Dalam ketiga agama monoteistik (Yudaisme, Kristen dan Islam), Allah dan Allah adalah sama. Namun, ketika mengajukan pertanyaan, Apakah Allah itu Allah, sama pentingnya untuk memahami siapa yang bukan Allah.





Dia bukan manusia, juga bukan roh halus, oleh karena itu ketika umat Islam berbicara tentang Allah tidak ada konsep trinitas. Dia tidak diperanakkan dan juga tidak melahirkan, karena itu Dia tidak memiliki putra atau putri. Dia tidak memiliki pasangan atau bawahan; oleh karena itu, tidak ada dewa setengah dewa atau minor yang melekat dalam konsep Allah. Dia bukan bagian dari ciptaan-Nya dan Allah tidak ada dalam setiap orang dan segalanya. Akibatnya, tidak mungkin menjadi allahlike atau mencapai allahhood.





"Katakanlah (hai Muhammad): Dia adalah Allah, [yang] Satu. Allah, Tuan Swadaya. Dia tidak mengemis, juga tidak diperanakkan; dan tidak ada yang sejajar atau sebanding dengan-Nya. " (Quran 112)





Al-Quran, buku petunjuk Tuhan untuk semua umat manusia diungkapkan dalam bahasa Arab; oleh karena itu, penutur non-Arab dapat menjadi bingung tentang terminologi dan nama. Ketika seorang Muslim mengatakan kata Allah, dia berbicara tentang Tuhan.
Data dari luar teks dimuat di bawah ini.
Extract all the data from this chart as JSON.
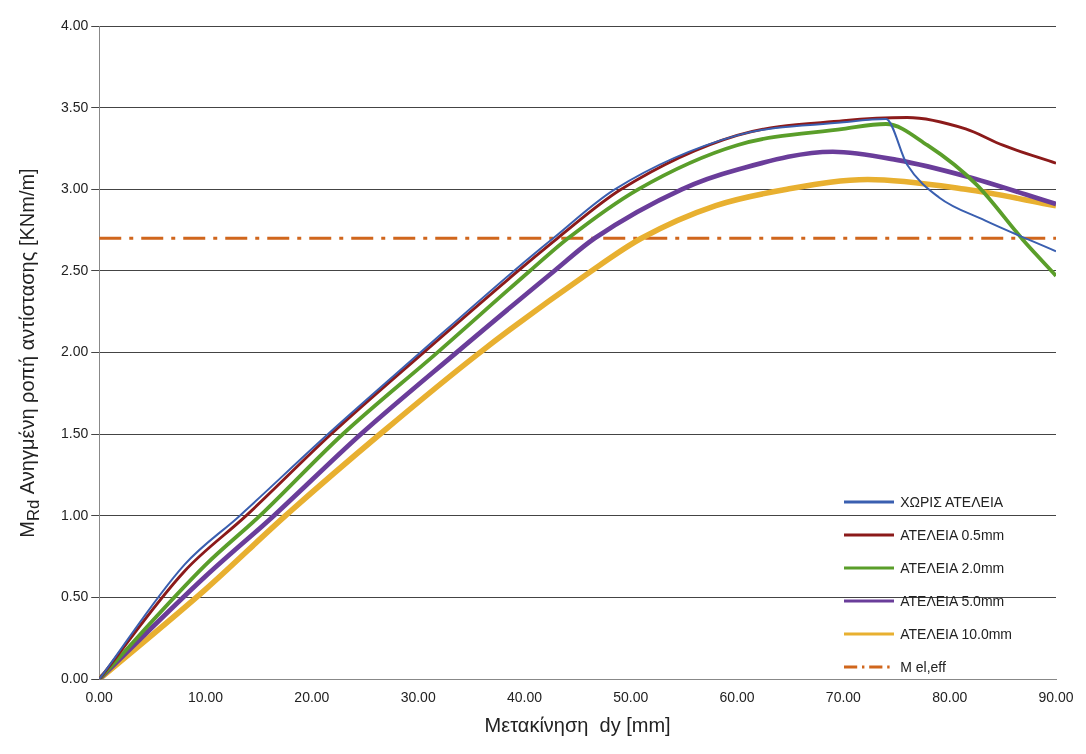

Dewa Agung, Dewa Agung, Dewa Mahakuasa. Pencipta semua yang ada.





“Dia telah menciptakan langit dan bumi dalam kebenaran. Yang Maha Tinggi Ia meninggikan di atas segalanya mereka bergaul sebagai rekan dengan-Nya. ” (Quran 16: 3)





Orang-orang Muslim percaya bahwa Islam adalah pesan terakhir Tuhan kepada umat manusia, dan mereka percaya bahwa Tuhan memberikan Taurat kepada Nabi Musa ketika dia memberikan Injil kepada Nabi Isa. Orang Muslim percaya bahwa Yudaisme dan Kristen, dalam bentuk murni mereka, adalah agama ilahi. Bahkan, salah satu penyewa Islam adalah percaya pada semua buku Tuhan yang diwahyukan. Para Nabi Islam termasuk para Nabi yang sama yang hadir dalam tradisi Yahudi dan Kristen; mereka semua datang kepada umat mereka dengan pesan yang sama - untuk mengenali dan menyembah Tuhan Yang Esa. 





"... apakah kamu saksi ketika kematian mendekati Yakub? Ketika dia berkata kepada putra-putranya, 'Apa yang akan kamu sembah setelah aku?' Mereka berkata, 'Kami akan menyembah Tuhanmu, Tuhan nenek moyangmu, Abraham, Ismail dan Ishak, Satu Tuhan, dan kepada-Nya kami tunduk (dalam Islam). " (Al-Quran 2: 133)





Umat ​​Muslim mencintai dan menghormati semua Nabi dan Utusan Allah. Namun, umat Islam percaya bahwa Al Qur'an mengandung satu-satunya konsep Tuhan yang belum dinodai oleh ide-ide buatan manusia dan praktik penyembahan berhala.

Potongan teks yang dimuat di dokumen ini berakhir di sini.